Ma sœur lâcha l'arme et reporta son attention sur moi. Mes jambes tremblaient et le sang séché sur mes joues me grattait. Malgré l'absurdité de la situation, elle m'accompagna vers mon lit en soutenant ma marche par son bras autour de mon dos. D'une pensée, elle défit le lit et installa mon corps à moitié endormi.
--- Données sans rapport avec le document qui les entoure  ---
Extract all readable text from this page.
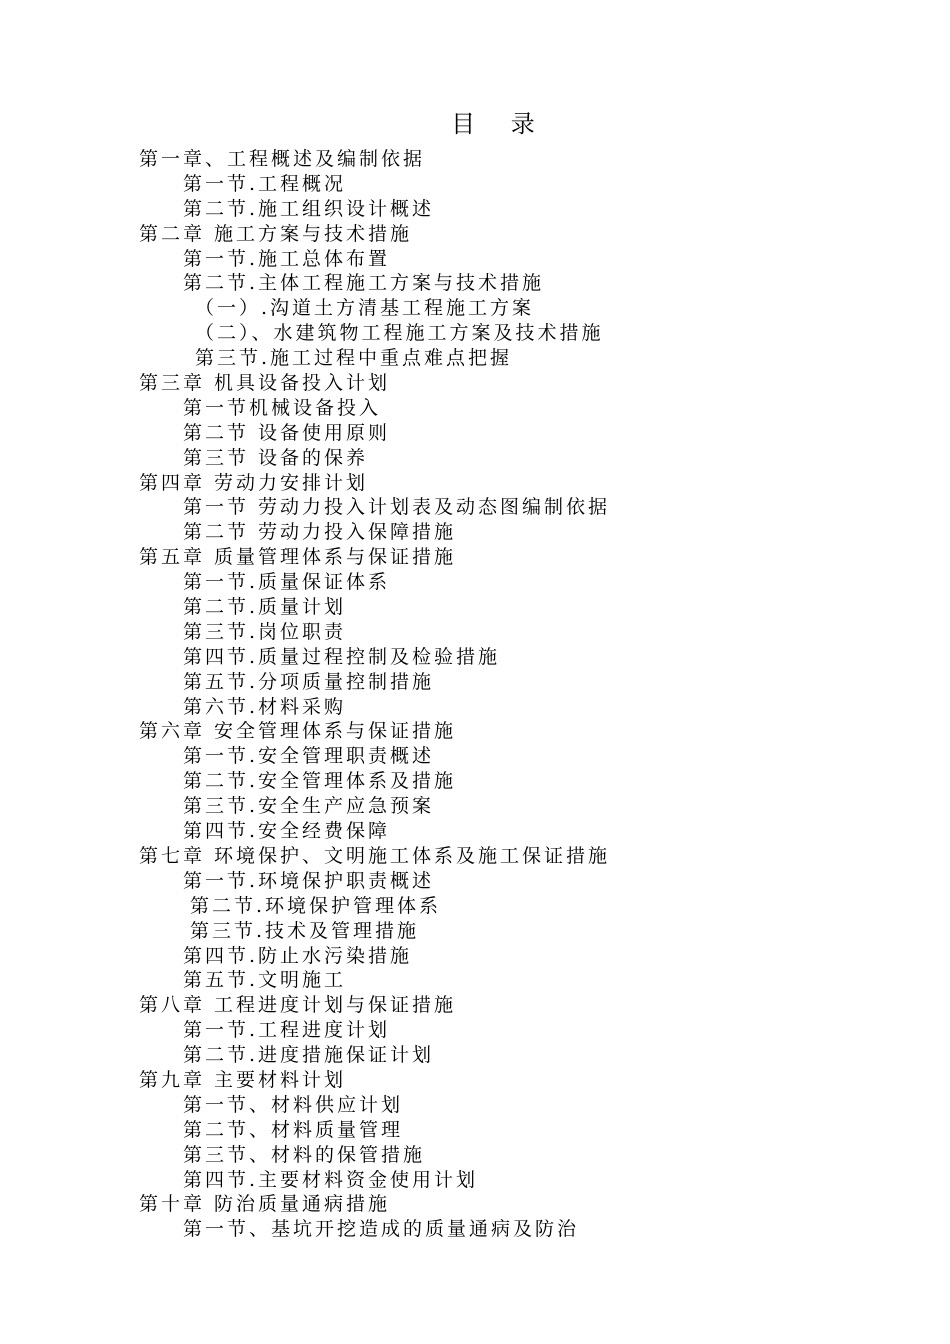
目 录
第一章、工程概述及编制依据
第一节.工程概况
第二节.施工组织设计概述
第二章 施工方案与技术措施
第一节.施工总体布置
第二节.主体工程施工方案与技术措施
（一）.沟道土方清基工程施工方案
（二）、水建筑物工程施工方案及技术措施
第三节.施工过程中重点难点把握
第三章 机具设备投入计划
第一节机械设备投入
第二节 设备使用原则
第三节 设备的保养
第四章 劳动力安排计划
第一节 劳动力投入计划表及动态图编制依据
第二节 劳动力投入保障措施
第五章 质量管理体系与保证措施
第一节.质量保证体系
第二节.质量计划
第三节.岗位职责
第四节.质量过程控制及检验措施
第五节.分项质量控制措施
第六节.材料采购
第六章 安全管理体系与保证措施
第一节.安全管理职责概述
第二节.安全管理体系及措施
第三节.安全生产应急预案
第四节.安全经费保障
第七章 环境保护、文明施工体系及施工保证措施
第一节.环境保护职责概述
第二节.环境保护管理体系
第三节.技术及管理措施
第四节.防止水污染措施
第五节.文明施工
第八章 工程进度计划与保证措施
第一节.工程进度计划
第二节.进度措施保证计划
第九章 主要材料计划
第一节、材料供应计划
第二节、材料质量管理
第三节、材料的保管措施
第四节.主要材料资金使用计划
第十章 防治质量通病措施
第一节、基坑开挖造成的质量通病及防治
- Je suis là, tout va bien, chuchota-t-elle.
Elle me recouvrit et demanda à Mike d'aller chercher un gant humide pour éponger les giclures qui brunissaient en séchant. Les yeux mi-clos, j'esquissai un sourire gratifiant à son encontre. L'odeur de fer emplissait de moins en moins mes narines mais je ne doutais pas de la présence de cette tâche rougeâtre sur mon plafond que je me promis de nettoyer dès mon réveil.
Le seul souvenir que j'eus avant de sombrer fut celui de May qui nettoyait mon visage avec délicatesse.
Le lendemain matin, May ouvrit délicatement les rideaux, laissant passer quelques rayons de soleil qui s'échouèrent sur ma descente de lit. Le matelas s'affaissa légèrement en signe de compagnie. May venait de s'assoir à mes côtés, caressant tendrement ma tempe. L'effluve de son parfum me laissait deviner qu'elle était déjà habillée et préparée à une nouvelle journée. L'absence de l'odeur âcre elle, indiquait qu'un nettoyage intensif avait été commis durant mon sommeil. Si c'était le cas, je devais songer à remercier ma sœur pour l'aide qu'elle venait de m'offrir de son gré.
- Tess, debout.
Elle chuchota d'abord, me faisant prendre consciente petit à petit du monde. Ma tête ne souffrait plus et le goût de fer s'était dissipé dans mon sommeil. Elle me pressa doucement l'épaule.